Ms. Rigolo's performance gave viewers multiple reasons to share. The serene aesthetic veneer atop the vaudeville act structure prompted commenters to not only voice their amazement, but also praise the artistry. One commenter even found an exploration of deeper themes, in "the power of one feather in the end." The harmony achieved among the movement, pace, music, and props struck many viewers as artsy, beautiful, or even elevating the display to the level of "performance art". Thus, the video can be shared as any or all of those things. Furthermore, the performance requires no specialized knowledge of artistic forms or traditions to be perceived as artistic, something many traditional performing disciplines cannot so easily claim. The sharer can thus rest assured of reaching the widest possible audience.

Where performing traditions differ
Those already familiar with a classical performing art form can probably already see ways in which those arts diverge from the principles that made this video a success.

First, there's no two ways about it: to understand a classical performance of whatever tradition, at least some specialized knowledge of the tradition is required. Ms. Rigolo's balancing act can appeal widely because everyone can immediately and intuitively understand the difficulty of what she's doing. In classical arts, some aspects of performance share the same immediacy (a pianist playing prestissimo or a soprano's high C), but many don't--many people don't even realize, for example, that opera singers do not use microphones--a fact that makes their singing significantly more impressive.

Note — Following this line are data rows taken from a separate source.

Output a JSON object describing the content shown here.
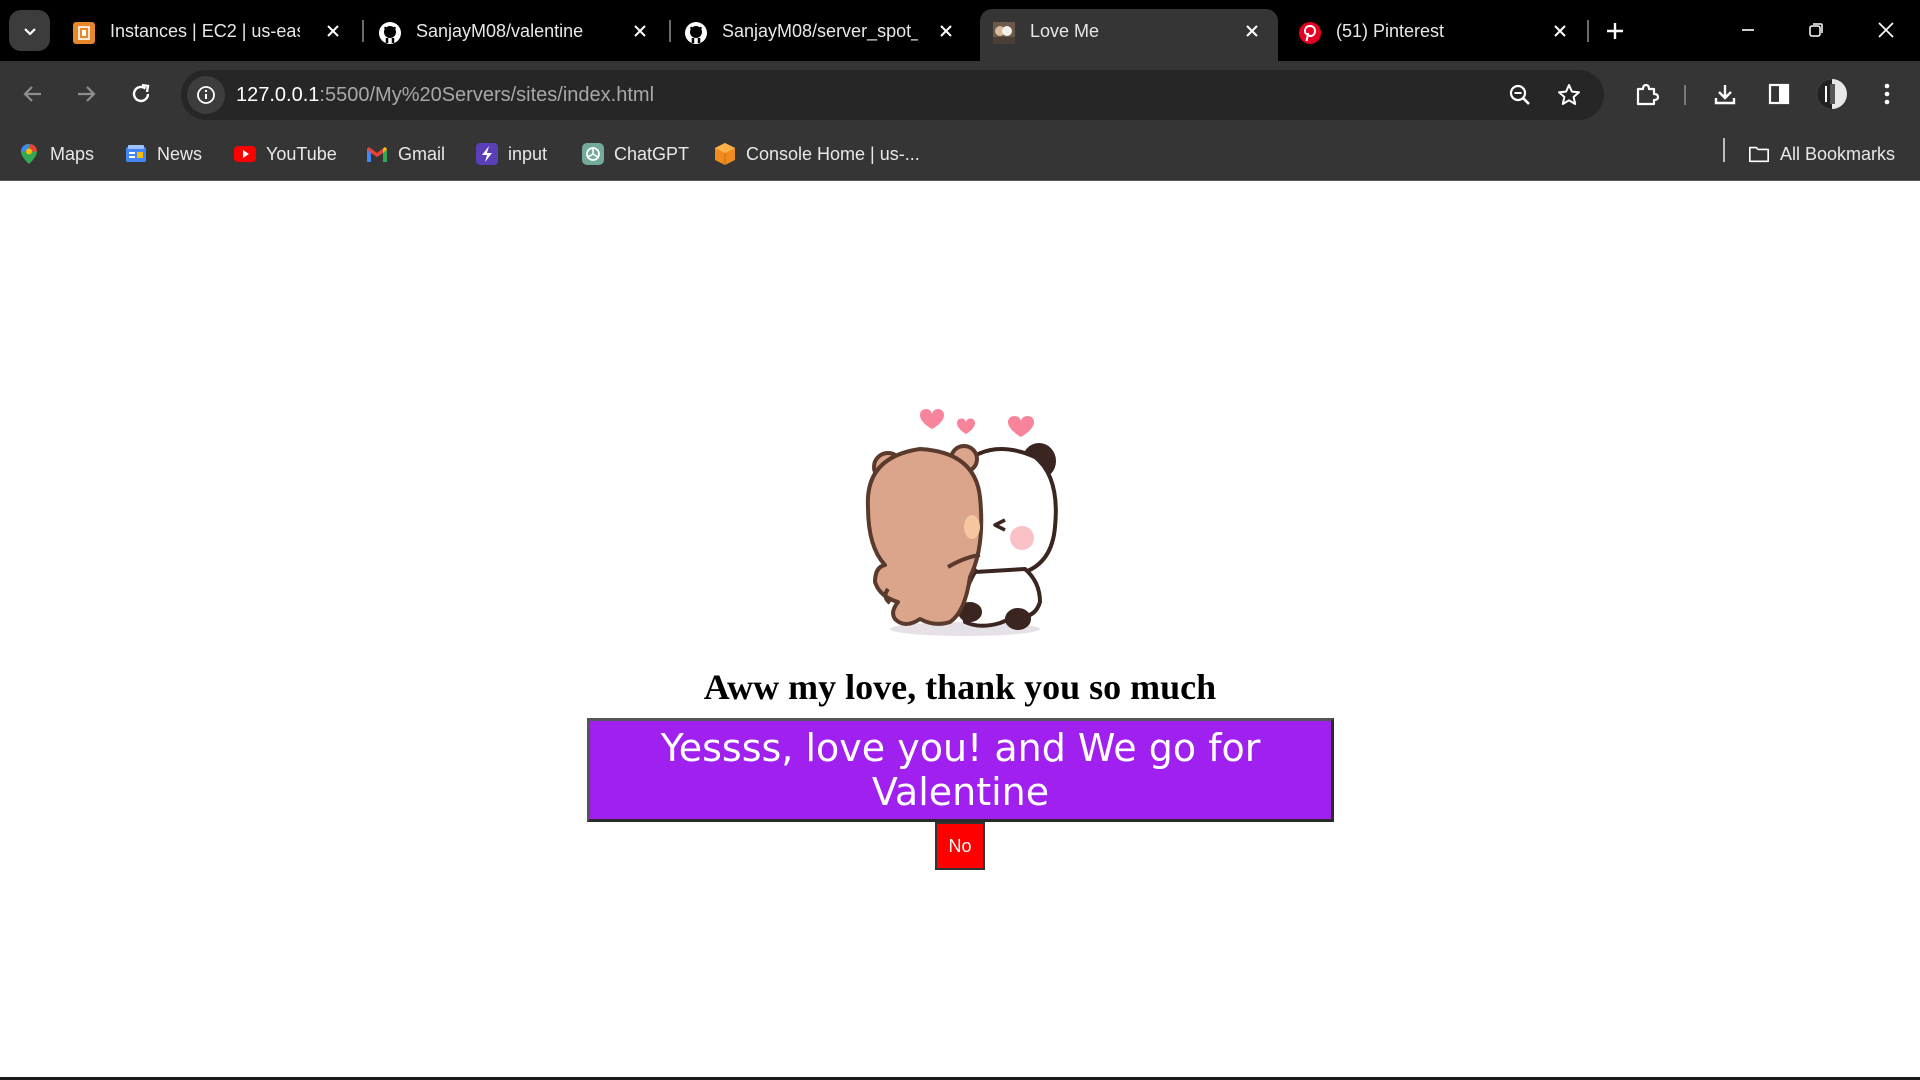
{
  "tabs": [
    {
      "title": "Instances | EC2 | us-east-",
      "icon": "aws-ec2-icon",
      "active": false
    },
    {
      "title": "SanjayM08/valentine",
      "icon": "github-icon",
      "active": false
    },
    {
      "title": "SanjayM08/server_spot_y",
      "icon": "github-icon",
      "active": false
    },
    {
      "title": "Love Me",
      "icon": "page-thumbnail-icon",
      "active": true
    },
    {
      "title": "(51) Pinterest",
      "icon": "pinterest-icon",
      "active": false
    }
  ],
  "address": {
    "host": "127.0.0.1",
    "path": ":5500/My%20Servers/sites/index.html"
  },
  "bookmarks": [
    {
      "label": "Maps",
      "icon": "maps-icon"
    },
    {
      "label": "News",
      "icon": "news-icon"
    },
    {
      "label": "YouTube",
      "icon": "youtube-icon"
    },
    {
      "label": "Gmail",
      "icon": "gmail-icon"
    },
    {
      "label": "input",
      "icon": "input-icon"
    },
    {
      "label": "ChatGPT",
      "icon": "chatgpt-icon"
    },
    {
      "label": "Console Home | us-...",
      "icon": "aws-console-icon"
    }
  ],
  "all_bookmarks": "All Bookmarks",
  "page": {
    "heading": "Aww my love, thank you so much",
    "yes_label": "Yessss, love you! and We go for Valentine",
    "no_label": "No"
  },
  "colors": {
    "yes_button": "#a020f0",
    "no_button": "#ff0000",
    "browser_chrome": "#353535"
  }
}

On top of that, classical performers cannot merely execute difficult maneuvers and hope for applause. Playing "merely" technically well is an insult. Audience interest is sustained through any combination of precision, virtuosity, character, emotional communication, or a sense of taste, and again, understanding how these elements come together, which combinations work and which don't, which are surprising and which passé, requires a gradually acquired audience knowledge of the tradition in question. The uninitiated often find it difficult-to-impossible to follow a performance, and if they're not willing to explore something new that evening, boredom often results.

But mentioning dramatic trajectories brings up another major issue: within themselves and compared with each other, classical performances embrace an infinite diversity of forms. Some value steadily building suspense; some don't. Some embrace climax and emotional outbursts, while others shun them for meditative contemplation of the infinite. The vaudeville form seen in this video came from a specific time, and was calculated to be exciting, not necessarily meaningful. It was a pragmatic form evolved to create a big applause moment at the moment when (as Jenkins points out) the manager would peek around the curtain to see whether to rehire the act. Regardless of the wow climax's artistic potential, it is simply one form among thousands. In classical arts, meaning is important, and the form is often implicitly or explicitly chosen to help convey this meaning. The audience must be knowledgeable and curious about formal possibilities.

Conclusions
When I first watched this, I imagined arts organizations debating whether this video showed evidence of an audience potentially ready for, say, symphony concerts. For me, it's clear that the differences are too great; understanding why this video holds a mass audience's attention allows you to understand why they won't immediately look for a seven-and-a-half minute ballet pas de deux video next. This deepens my conviction that arts marketing needs to distinguish itself from popular media marketing, not ape it, because the experiences are fundamentally different.

Furthermore, many of today's popular marketing books recommend a focus on customers who will do the proselytizing for you--call them early adopters, sneezers, or whatever. The focus should not be on pop culture lovers who already hold negative impressions of classical art forms. I've read a few articles of the "Think opera is old-fashioned? Think again!" variety lately, and all suffer the same delusion: if a sexy lady can sell Coke, she can sell tickets to Carmen. Yet no one complains of always wanting to go to the symphony, but feeling repelled the cellist wasn't model-skinny. While current marketing trends revolve around building relationships, classical music marketing still seems stuck in thinking that getting attention is the end of the game, not the very beginning. We citizens see billions of advertising images per year; we are masters at ignoring things. People don't respond to sexy pop idol posters because of the sex; they respond because they know the singer's name and have a relationship with that "brand". If I don't already have some brand affinity for your opera company or whichever show you're performing, a push-up bra isn't going to sell me.

Instead, arts organizations should be searching vigorously for their "early adopters". Plenty of us have friends or relatives who may not be symphony subscribers, but feel dissatisfied with the commercialization and banality of today's popular culture. Many of these surely have some curiosity about classical art forms, but sexy headshots won't win them over. Increasing this curiosity effectively should be the first priority.

Ultimately, this is extremely important for all art lovers, especially lovers of traditional performance forms. The depth of meaning found in these forms can, perhaps, be rivaled by popular culture at its best, but never surpassed. Along with depth of meaning, traditional forms are irreplaceable windows into countries, cultures, or languages. Deep and real artistic experiences, furthermore, are inherently personal. Art inspires that old-fashioned type of sharing, of vulnerably giving others glimpses of your deeper self. In the end, these are worth more than ten million views.